I was myself again at that point, I think. It's not as if I have an inventory of me I could cross-reference. Looking at the fella, hearing how each word pained him and seeing the worry radiating off him, I made a choice.

I lied through my teeth.

"Can't say I know what you're talking about there," I muttered as knowledge of the song and the green light kept fading from experience to memory. "You've been out like a light since your friend showed up and asked to stay the night by my fire."

I'm not sure if he believed me or chose to not call me out. He unfolded the cloak that had been his improvised pillow and wrapped it around himself while studying me as if I were a coded map. He stayed like that until I was done packing up my supplies.

"My friend, where did they go?"

"Off into the woods. Said something about getting food."

"Were they hurt?"

"Not as far as I could tell."

He turned to look down the road, right toward where the eerie stranger had gone. He didn't say anything else until I made ready to leave.

"Thank you." Not a trace of a wheeze then. He had a beautiful voice. "For keeping them company. Can't have been fun, dragging my sorry ass over every rock and root the forest has to offer. Please, take this."

Handed me enough coin to buy room and board for a year. Maybe I thought it just payment. Maybe I was too stunned to protest.

"Safe travels."

I echoed him. He left. So did I.

The eerie stranger caught up with me an hour outside of town. On horseback.

"She's not stolen," they said as they handed me the reins. "The contract is in her saddle bags, should you wish to sell her on."

"Your friend went looking for you," I said, petting the muzzle of my brand new horse. She had kind eyes.

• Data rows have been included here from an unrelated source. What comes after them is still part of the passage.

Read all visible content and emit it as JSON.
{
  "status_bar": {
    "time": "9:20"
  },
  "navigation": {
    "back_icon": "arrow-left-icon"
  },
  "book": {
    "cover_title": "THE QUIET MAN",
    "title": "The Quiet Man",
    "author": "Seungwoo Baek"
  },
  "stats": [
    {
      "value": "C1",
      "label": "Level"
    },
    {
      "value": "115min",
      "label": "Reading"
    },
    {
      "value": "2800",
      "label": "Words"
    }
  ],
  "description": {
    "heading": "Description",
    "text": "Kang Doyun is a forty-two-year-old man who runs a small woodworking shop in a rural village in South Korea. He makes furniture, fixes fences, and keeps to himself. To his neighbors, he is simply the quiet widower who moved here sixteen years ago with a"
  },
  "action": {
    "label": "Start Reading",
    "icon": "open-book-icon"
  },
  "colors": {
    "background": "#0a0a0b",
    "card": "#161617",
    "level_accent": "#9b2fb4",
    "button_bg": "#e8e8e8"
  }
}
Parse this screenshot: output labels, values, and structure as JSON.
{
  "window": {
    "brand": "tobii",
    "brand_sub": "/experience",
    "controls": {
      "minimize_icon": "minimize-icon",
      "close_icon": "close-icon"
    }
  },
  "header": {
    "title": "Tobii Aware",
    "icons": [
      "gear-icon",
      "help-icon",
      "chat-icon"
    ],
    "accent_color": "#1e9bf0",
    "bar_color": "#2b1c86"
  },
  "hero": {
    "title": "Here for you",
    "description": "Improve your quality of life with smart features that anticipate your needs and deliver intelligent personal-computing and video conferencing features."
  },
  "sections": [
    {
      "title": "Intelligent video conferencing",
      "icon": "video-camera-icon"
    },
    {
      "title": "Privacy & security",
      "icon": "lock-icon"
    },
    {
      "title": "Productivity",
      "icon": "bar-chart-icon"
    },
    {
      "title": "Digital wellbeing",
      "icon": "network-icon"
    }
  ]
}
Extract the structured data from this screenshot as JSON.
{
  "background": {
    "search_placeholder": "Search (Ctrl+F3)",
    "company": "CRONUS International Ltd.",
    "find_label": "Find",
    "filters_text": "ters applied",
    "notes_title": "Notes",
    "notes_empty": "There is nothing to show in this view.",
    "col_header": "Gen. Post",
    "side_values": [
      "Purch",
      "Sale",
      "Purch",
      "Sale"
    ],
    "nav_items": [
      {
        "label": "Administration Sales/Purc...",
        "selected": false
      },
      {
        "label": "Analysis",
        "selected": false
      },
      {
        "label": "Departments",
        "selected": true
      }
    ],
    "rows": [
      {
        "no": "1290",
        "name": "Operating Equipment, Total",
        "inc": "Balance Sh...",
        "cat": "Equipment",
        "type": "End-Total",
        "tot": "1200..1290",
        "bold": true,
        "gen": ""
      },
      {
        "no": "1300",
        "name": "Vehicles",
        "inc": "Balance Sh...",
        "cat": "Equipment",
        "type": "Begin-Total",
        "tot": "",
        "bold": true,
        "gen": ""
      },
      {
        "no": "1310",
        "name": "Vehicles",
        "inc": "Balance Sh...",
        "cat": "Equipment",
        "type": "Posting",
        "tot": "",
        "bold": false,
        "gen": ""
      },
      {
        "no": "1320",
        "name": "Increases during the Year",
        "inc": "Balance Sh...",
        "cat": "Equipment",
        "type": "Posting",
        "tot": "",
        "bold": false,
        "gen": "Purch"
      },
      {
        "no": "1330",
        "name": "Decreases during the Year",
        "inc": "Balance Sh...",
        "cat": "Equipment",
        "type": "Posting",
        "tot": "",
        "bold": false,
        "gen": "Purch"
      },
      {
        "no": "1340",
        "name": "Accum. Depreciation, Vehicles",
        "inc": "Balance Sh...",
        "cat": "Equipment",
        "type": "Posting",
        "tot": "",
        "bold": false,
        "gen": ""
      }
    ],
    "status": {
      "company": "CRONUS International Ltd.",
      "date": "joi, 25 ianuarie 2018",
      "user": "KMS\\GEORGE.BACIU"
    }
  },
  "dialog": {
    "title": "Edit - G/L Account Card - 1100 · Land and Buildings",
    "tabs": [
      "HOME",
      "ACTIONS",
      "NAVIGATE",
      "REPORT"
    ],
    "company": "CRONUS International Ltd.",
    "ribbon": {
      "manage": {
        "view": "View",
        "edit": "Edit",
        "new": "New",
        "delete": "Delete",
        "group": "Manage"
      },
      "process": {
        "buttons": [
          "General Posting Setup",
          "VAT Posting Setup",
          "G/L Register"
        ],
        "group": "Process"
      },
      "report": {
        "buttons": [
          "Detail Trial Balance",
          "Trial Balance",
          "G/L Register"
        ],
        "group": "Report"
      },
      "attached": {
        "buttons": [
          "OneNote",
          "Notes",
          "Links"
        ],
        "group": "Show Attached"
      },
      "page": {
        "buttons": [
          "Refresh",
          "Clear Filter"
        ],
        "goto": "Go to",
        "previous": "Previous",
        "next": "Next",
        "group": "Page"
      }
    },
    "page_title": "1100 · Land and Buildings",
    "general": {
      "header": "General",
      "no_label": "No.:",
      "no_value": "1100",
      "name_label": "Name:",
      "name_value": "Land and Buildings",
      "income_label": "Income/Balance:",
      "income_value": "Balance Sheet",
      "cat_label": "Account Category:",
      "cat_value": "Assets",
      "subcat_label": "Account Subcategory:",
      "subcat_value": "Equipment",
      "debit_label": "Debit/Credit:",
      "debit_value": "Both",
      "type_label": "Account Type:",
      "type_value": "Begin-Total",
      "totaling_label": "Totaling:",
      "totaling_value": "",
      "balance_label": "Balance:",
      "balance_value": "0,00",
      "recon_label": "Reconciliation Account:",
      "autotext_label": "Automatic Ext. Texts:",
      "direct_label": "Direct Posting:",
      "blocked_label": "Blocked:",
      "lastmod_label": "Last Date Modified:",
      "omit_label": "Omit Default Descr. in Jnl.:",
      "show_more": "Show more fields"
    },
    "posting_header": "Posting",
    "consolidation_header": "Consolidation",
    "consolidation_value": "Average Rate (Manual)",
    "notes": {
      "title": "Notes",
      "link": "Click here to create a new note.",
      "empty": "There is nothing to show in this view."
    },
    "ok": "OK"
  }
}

The eerie stranger read between my lines. "He'll be safe for a while. You'll be long gone before that happens again."

Never has the thought of my own inevitable demise comforted me so. Funny that. Pain and darkness and all such things are very hard to recall, and yet when the experience threatens to repeat, some part of you fully remembers and shies away.

At least I got money and a good ol' Bessy out of the ordeal. That's not nothing.